八女茶の玉露は4月から5月の一番茶時期の20日程度、「稲わら」で茶の木を覆う伝統的なもので育てられる。「稲わら」が特徴的だ。最高峰の「八女伝統本玉露」は、覆う素材が天然素材である必要があるなど生産条件が定められている。
茶の文化館は八女茶について知れるだけではなく、体験や飲んだり食べたりもできる。そこで「八女伝統本玉露」を飲むことができた。これ、100グラム8000円です。茶の文化館では和菓子付きで1000円で飲める。8000円は無理だけれど、1000円なら、と思い飲んだ。
これがめちゃくちゃ美味しい。甘みとキレとコク、そのどれもが遺憾無く発揮されている。日本茶ではあるけれど、別のカテゴリーという感じだ。同じ八女茶だとしても、玉露と煎茶では別のもの。求める美味しさが異なる。玉露はハレの日に飲みたい感じだ。
酢醤油か塩につけて、玉露そのものを食べることもできる。これが美味しい。4回ほどお湯を入れて飲んだあとだけれど、風味は落ちずというか適度にあり、柔らかくて美味しい。口の中でモチャモチャすることはなく、茶葉は食べるためにある、みたいに感じる一品だ。100グラム8000円に納得した。飲むだけではなく食べてもいいのだ。

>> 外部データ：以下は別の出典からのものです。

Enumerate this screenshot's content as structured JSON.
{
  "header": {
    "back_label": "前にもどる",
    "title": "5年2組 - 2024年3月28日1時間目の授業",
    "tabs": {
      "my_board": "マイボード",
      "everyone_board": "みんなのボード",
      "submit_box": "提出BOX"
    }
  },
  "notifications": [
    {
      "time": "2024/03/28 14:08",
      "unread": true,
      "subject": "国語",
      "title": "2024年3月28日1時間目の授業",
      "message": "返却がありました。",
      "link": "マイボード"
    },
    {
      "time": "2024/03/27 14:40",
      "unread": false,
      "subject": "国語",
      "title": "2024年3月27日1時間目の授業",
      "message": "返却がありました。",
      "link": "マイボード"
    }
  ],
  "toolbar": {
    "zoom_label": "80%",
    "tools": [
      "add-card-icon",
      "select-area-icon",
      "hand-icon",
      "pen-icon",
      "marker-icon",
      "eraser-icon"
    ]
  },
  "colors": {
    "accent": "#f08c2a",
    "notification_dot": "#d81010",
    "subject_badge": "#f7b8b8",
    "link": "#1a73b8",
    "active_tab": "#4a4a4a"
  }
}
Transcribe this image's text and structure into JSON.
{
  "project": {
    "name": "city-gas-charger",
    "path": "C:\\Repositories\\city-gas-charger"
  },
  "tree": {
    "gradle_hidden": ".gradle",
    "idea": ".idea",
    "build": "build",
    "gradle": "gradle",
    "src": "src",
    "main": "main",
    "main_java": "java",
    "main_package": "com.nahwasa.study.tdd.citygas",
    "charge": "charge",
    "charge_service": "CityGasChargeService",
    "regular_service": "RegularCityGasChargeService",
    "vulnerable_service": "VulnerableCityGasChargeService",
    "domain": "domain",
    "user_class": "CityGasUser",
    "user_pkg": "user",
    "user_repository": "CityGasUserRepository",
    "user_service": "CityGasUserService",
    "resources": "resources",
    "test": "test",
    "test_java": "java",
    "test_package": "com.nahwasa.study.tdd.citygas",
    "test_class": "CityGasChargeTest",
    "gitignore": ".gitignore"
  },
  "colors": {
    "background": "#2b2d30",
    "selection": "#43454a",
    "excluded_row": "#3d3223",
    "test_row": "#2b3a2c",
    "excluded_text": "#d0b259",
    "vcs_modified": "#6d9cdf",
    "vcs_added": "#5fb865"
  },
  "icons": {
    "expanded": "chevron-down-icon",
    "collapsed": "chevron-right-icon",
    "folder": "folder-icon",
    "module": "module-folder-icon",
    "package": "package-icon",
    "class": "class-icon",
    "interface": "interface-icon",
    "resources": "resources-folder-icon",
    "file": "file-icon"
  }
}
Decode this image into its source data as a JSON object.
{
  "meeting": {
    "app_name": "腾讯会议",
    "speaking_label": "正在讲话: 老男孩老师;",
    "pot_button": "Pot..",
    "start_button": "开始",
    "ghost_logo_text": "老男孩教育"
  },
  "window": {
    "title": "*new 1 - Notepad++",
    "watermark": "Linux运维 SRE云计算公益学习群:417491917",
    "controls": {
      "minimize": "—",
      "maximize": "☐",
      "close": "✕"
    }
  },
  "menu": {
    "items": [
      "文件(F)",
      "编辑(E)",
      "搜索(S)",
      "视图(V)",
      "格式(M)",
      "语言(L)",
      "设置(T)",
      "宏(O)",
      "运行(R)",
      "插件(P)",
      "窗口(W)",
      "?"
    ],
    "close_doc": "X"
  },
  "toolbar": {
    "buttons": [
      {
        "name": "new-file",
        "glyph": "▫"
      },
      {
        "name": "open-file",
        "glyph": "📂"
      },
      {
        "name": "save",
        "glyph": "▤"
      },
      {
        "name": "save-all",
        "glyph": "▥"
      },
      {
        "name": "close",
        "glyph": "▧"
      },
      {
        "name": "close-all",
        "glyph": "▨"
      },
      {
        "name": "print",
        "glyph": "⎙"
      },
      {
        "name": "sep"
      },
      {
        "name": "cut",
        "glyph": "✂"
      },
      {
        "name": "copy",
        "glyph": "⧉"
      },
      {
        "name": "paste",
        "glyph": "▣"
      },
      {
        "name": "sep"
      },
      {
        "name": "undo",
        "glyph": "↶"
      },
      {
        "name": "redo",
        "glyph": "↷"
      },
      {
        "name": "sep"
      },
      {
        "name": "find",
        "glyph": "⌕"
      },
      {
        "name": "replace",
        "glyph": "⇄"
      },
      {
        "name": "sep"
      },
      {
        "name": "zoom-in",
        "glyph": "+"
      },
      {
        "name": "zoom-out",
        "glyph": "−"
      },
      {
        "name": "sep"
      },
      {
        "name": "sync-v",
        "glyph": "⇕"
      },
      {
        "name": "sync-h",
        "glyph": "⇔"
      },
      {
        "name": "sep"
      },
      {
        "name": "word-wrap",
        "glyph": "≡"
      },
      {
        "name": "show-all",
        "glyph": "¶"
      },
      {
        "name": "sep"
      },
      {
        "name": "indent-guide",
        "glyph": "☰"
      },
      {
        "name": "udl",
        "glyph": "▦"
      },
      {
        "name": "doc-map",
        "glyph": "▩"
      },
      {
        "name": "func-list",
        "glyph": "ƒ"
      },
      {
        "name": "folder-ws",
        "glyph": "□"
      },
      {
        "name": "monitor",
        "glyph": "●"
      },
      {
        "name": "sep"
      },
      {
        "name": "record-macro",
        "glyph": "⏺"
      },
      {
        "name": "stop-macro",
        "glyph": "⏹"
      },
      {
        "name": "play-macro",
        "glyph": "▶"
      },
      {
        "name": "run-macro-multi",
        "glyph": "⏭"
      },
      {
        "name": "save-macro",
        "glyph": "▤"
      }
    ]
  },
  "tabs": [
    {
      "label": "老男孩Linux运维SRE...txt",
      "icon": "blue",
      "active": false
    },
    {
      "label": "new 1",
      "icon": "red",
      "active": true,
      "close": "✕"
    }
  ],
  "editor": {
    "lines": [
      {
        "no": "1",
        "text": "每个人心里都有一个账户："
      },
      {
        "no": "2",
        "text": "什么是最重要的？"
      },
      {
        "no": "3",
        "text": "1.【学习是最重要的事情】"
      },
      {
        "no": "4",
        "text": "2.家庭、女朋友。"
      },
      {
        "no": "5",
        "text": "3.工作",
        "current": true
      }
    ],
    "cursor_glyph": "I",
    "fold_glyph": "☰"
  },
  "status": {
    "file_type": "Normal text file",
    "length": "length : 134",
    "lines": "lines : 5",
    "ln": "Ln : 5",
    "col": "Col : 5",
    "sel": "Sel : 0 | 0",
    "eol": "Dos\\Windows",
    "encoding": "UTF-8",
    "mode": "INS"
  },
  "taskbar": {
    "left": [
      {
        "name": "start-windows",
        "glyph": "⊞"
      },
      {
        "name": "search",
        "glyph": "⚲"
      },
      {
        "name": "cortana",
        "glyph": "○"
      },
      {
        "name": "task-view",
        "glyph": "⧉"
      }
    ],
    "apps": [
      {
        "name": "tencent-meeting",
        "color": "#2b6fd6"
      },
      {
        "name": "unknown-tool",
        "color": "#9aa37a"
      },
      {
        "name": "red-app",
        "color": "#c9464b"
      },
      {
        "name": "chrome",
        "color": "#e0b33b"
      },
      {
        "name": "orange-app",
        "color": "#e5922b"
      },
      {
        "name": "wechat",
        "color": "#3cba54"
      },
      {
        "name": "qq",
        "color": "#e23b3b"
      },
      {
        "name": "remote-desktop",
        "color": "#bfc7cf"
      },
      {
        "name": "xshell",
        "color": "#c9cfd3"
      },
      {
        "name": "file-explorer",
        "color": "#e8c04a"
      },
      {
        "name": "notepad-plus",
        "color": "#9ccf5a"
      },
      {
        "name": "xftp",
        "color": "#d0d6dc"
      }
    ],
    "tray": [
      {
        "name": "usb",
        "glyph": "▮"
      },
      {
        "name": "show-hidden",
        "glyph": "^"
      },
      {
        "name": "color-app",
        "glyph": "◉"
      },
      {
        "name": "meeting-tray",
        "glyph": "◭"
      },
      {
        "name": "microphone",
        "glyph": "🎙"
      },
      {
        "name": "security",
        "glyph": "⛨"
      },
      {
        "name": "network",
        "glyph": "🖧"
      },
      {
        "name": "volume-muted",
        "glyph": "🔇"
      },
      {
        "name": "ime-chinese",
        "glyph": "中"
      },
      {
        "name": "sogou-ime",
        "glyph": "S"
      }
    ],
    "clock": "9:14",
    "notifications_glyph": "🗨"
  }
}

明治政府は外貨獲得のために紅茶生産に力を入れ、八女でも輸出用に紅茶が作られた。大正時代まで政府の奨励は続いた。そのような歴史があるからぜひ、八女茶の紅茶も飲んでみたかった。ちなみに紅茶も日本茶も茶葉は一緒で、製茶工程での発酵の有無で変わってくる。
お土産に煎茶のティーバッグを買って帰ったので自宅で飲んだ。美味しかった。甘みがすごいのだ。もちろん深みもコクもあると思うけれど、甘みだけを見ると八女茶が一番あるような気がする。大切なのはバランスだし、好みの問題もあるけれど、私は八女茶の鼻に抜ける爽やかな甘みがたまらなく好きだ。
八女茶を使った茶そばや茶がゆなども食べることができる。これがまた美味しい。程よい茶の風味が鼻に抜けていく。美味しいのだ。飲んでも、食べても八女茶は美味しい。茶は産地によって味が違うので、どれが一番美味しいとかではなく、その日の気分で飲み分けるのがいい気がする。